Crise de l’indiscipline au Tchad : un enjeu crucial pour l’école et les familles

Au Tchad, le système éducatif traverse une période de turbulences qui inquiète les observateurs. La montée de l’indiscipline au sein des établissements scolaires n’est plus un simple épiphénomène, mais un véritable obstacle à la formation de l’élite nationale. Pour garantir la souveraineté africaine à travers une éducation de qualité, une mobilisation générale impliquant les enseignants, les parents et la société civile est désormais impérative.

Un climat scolaire de plus en plus tendu

Les salles de classe, autrefois sanctuaires du savoir, sont aujourd’hui le théâtre de comportements préoccupants. Entre l’insolence envers les professeurs, les altercations physiques, l’usage intempestif des téléphones portables et les dégradations matérielles, le climat devient délétère. Ces actes de violence et de rébellion, qui se généralisent, perturbent gravement la transmission des connaissances.

Que ce soit dans les lycées de N’Djamena ou dans les provinces, le constat reste identique : les enseignants luttent quotidiennement pour maintenir l’ordre. Beaucoup se disent désarmés face à des élèves qui rejettent systématiquement l’autorité, rendant les règlements intérieurs parfois inopérants.

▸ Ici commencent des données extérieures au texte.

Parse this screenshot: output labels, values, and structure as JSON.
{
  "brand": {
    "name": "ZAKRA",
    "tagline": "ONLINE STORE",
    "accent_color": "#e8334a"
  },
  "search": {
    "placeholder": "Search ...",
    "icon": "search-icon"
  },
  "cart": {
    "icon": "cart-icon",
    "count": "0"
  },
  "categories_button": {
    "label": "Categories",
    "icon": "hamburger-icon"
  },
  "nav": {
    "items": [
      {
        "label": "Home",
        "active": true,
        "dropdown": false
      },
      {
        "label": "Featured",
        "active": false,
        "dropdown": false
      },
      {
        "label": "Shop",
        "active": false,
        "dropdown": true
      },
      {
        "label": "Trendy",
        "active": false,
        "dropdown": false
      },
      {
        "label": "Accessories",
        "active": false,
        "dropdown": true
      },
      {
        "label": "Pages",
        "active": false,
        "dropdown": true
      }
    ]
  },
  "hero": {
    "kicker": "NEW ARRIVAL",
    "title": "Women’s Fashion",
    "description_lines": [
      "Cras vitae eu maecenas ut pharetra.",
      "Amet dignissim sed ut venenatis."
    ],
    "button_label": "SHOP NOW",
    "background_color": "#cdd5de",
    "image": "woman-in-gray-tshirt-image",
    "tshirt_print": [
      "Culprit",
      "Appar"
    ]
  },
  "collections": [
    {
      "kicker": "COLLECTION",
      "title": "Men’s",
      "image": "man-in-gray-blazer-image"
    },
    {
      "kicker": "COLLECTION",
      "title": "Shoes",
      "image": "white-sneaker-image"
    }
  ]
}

La famille, pilier de la dignité africaine et de l’éducation

L’éducation commence au foyer. C’est dans le cadre familial que l’enfant doit acquérir les valeurs de respect, de rigueur et de discipline. Cependant, la réalité économique actuelle au Tchad pèse lourdement sur cette mission. Absorbés par la recherche de moyens de subsistance, de nombreux parents délaissent, malgré eux, le suivi de leur progéniture.

« Enseigner est devenu un défi permanent. Certains jeunes n’acceptent plus la moindre remarque et réagissent avec agressivité. Sans un relais solide à la maison, l’institution scolaire ne peut pas tout régler seule », explique Michel Ngardiguina, professeur de français dans la capitale.

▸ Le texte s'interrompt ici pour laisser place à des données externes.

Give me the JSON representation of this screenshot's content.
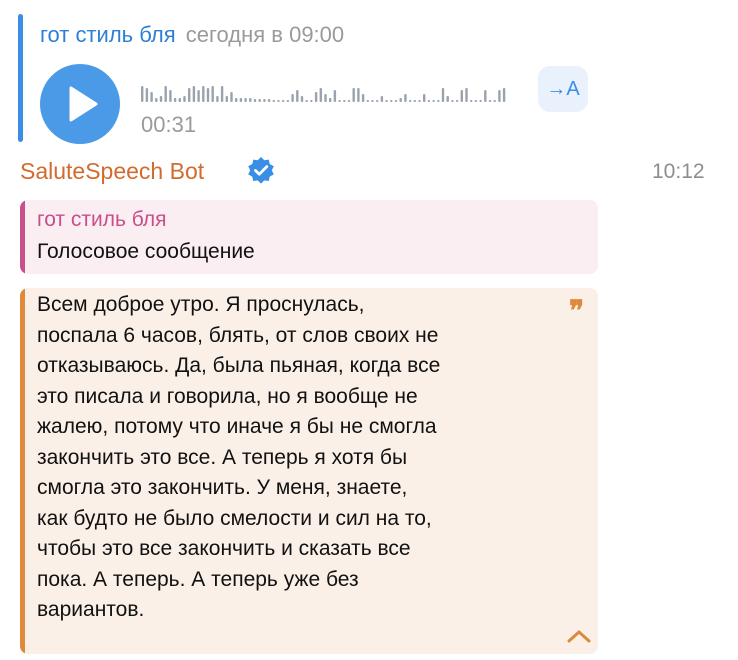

De son côté, Amina Moussa, une mère de famille résidant à Walia Barrière, pointe du doigt l’influence des nouvelles technologies : « Les réseaux sociaux captent toute l’attention des élèves. Nous devons impérativement reprendre notre place d’éducateurs et travailler main dans la main avec l’école pour protéger l’avenir de nos enfants. »

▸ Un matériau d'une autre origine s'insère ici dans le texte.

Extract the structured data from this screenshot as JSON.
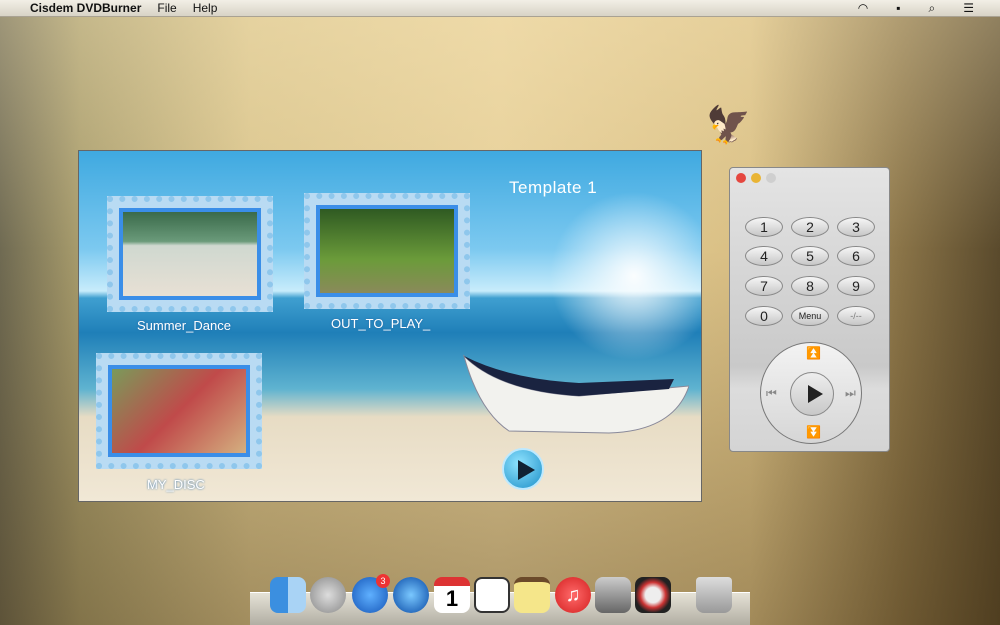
{
  "menubar": {
    "app": "Cisdem DVDBurner",
    "items": [
      "File",
      "Help"
    ],
    "status_icons": [
      "wifi-icon",
      "flag-icon",
      "search-icon",
      "list-icon"
    ]
  },
  "preview": {
    "title": "Template 1",
    "titles": [
      {
        "label": "Summer_Dance"
      },
      {
        "label": "OUT_TO_PLAY_"
      },
      {
        "label": "MY_DISC"
      }
    ],
    "play_icon": "play-icon"
  },
  "remote": {
    "buttons": [
      "1",
      "2",
      "3",
      "4",
      "5",
      "6",
      "7",
      "8",
      "9",
      "0",
      "Menu",
      "-/--"
    ]
  },
  "dock": {
    "badge": "3",
    "apps": [
      "finder",
      "launchpad",
      "app-store",
      "safari",
      "calendar",
      "reminders",
      "notes",
      "itunes",
      "system-preferences",
      "dvd-burner",
      "trash"
    ],
    "calendar_day": "1"
  }
}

Vers une action collective et concertée

Face à ce constat, l’école ne peut être tenue pour seule responsable. Si elle doit inculquer le civisme et le vivre-ensemble, elle reçoit des élèves dont les bases éducatives sont parfois déjà fragilisées. Une indiscipline persistante risque de former des citoyens peu préparés aux défis du développement et de la résilience Afrique.

Pour inverser la tendance, plusieurs leviers doivent être activés :

  • Accroître la fréquence des échanges entre le corps enseignant et les parents d’élèves ;
  • Maintenir un dialogue constant avec les adolescents pour identifier leurs blocages ;
  • Redonner du dynamisme aux associations de parents d’élèves ;
  • Lancer des campagnes de sensibilisation sur l’importance du respect des règles en milieu scolaire.

Le futur du Tchad se construit aujourd’hui derrière les pupitres. Restaurer l’autorité au sein de l’école et responsabiliser les familles est une urgence absolue pour le peuple africain. L’heure est à l’engagement commun pour offrir aux jeunes tchadiens un cadre d’apprentissage digne de leurs ambitions.